1. Explain the rules to your children. Let them know why you are placing rules in your home (DON’T BLAME THEM … ie. I’m putting rules because YOU don’t know how to behave. The last thing they will listen to is you after you make them feel bad). Would you like it if I told you your not good so I’m going to make you have rules? Umm humm. So There you go.

2. While explaining, Observe and state their positives. Remember the list I suggest you make in Part 1? We are using it. Here is where you tell your child, (ie…You are an awesome son/daughter, You can read, play, etc). Acknowledge the good things about your child as you convey the rules. If you acknowledge them while doing so, you will make it into a positive memory and the chances of them listening to you are higher.

3. After you have explained the rules to your child, have them choose a place (usually the common area, back of the front door or the refrigerator) anywhere where it is visible to the child, where it is eye level/ visible and But at the same time where they cannot rip it off the wall roll it up and hide it from you. LOL Yes it happens more often than you think…

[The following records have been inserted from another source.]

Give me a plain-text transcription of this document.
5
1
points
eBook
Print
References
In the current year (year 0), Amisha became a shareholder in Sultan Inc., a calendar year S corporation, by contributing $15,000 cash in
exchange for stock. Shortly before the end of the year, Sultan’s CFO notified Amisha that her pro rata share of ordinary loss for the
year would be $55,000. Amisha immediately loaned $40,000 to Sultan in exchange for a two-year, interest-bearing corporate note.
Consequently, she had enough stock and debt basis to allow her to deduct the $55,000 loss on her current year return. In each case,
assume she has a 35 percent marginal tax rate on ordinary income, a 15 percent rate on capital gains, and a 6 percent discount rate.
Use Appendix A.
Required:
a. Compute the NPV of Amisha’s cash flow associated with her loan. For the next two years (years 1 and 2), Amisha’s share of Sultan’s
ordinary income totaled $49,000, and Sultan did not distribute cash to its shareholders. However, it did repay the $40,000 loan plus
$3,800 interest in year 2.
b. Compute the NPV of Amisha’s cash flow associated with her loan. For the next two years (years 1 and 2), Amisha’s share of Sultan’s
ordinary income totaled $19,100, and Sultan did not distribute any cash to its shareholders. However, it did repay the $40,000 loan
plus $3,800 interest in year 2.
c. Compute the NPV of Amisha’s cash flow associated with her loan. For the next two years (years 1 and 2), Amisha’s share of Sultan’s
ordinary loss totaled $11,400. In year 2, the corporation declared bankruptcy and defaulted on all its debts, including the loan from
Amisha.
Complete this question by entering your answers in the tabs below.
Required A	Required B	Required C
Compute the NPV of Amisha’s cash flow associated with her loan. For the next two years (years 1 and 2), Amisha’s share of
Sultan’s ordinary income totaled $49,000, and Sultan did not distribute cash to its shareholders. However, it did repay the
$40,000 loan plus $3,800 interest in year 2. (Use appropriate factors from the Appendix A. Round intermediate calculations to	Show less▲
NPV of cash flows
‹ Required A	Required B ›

4. Now that you have explained it, and you (usually parents/caregivers in child’s life do it together for cohesion and consistency) have posted it up, Ask your child about the home rules. Your personality usually shows up here too… make it a matter of fact and fun.

  • (Huh? fact and fun?… I usually act like Colombo and say “Oh you know we where just doing something, and I forgot what?!  Child: You forgot?!!! You: Yeah! Help me yeah?…) 
  • Have the child recite the rules back to you. This way you know they not only can read them, or they can see them. (if a child is non- reading level yet, make your rules into pictures and write down the rule next to it).
5. Now that your child has told you the house rules, now you take them through the home and role-play. “This is how you do this rule.” 🙂 If the rule is to take a bath, take a bath. No yelling, model a calm voice…etc.
6. After you have practiced the rules… let them know what the consequences are (go to the list you made before beginning this set.)
7. Give them an example :
You: “Chanchita if you do not follow the rules, I will give you one Warning. “
Child: Mom what is a warning?
You: Give the answer.
Child: ok… But mom.
You: Hold on let me finish please. 🙂 (Tone remains calm)
Then…if you DO NOT listen after the first warning and do the chore in (give them a decent amount of time… NOW is not helpful in the long term, you are teaching them instant gratification (remember you are the model)) The only NOWs (and explain this) should be emergencies.
Tell him/her what will be taken away and for how long.
With explaining the consequences, make sure you also inform them that you will count to 3 and if by that time it is not done the get a consequence.
Please make it for more than 2-3 days… you will need the DS to help you at some point too.
8. Be consistent with rule setting and Make sure you follow through. If you don’t follow through your child will think that they can get away with murder.
9. Give them a warning and then begin to count to three… if they do not listen…consequences.
10. Be consistent, follow your own home rules and follow through. If you choose not to be consistent, good luck, you are causing your own heart ache. ( So I see and have heard).
Part 3: Behavior Chart Tips
Smile (if you like)
Disclaimer: I am suggesting you do this, but you don’t have to if you don’t want.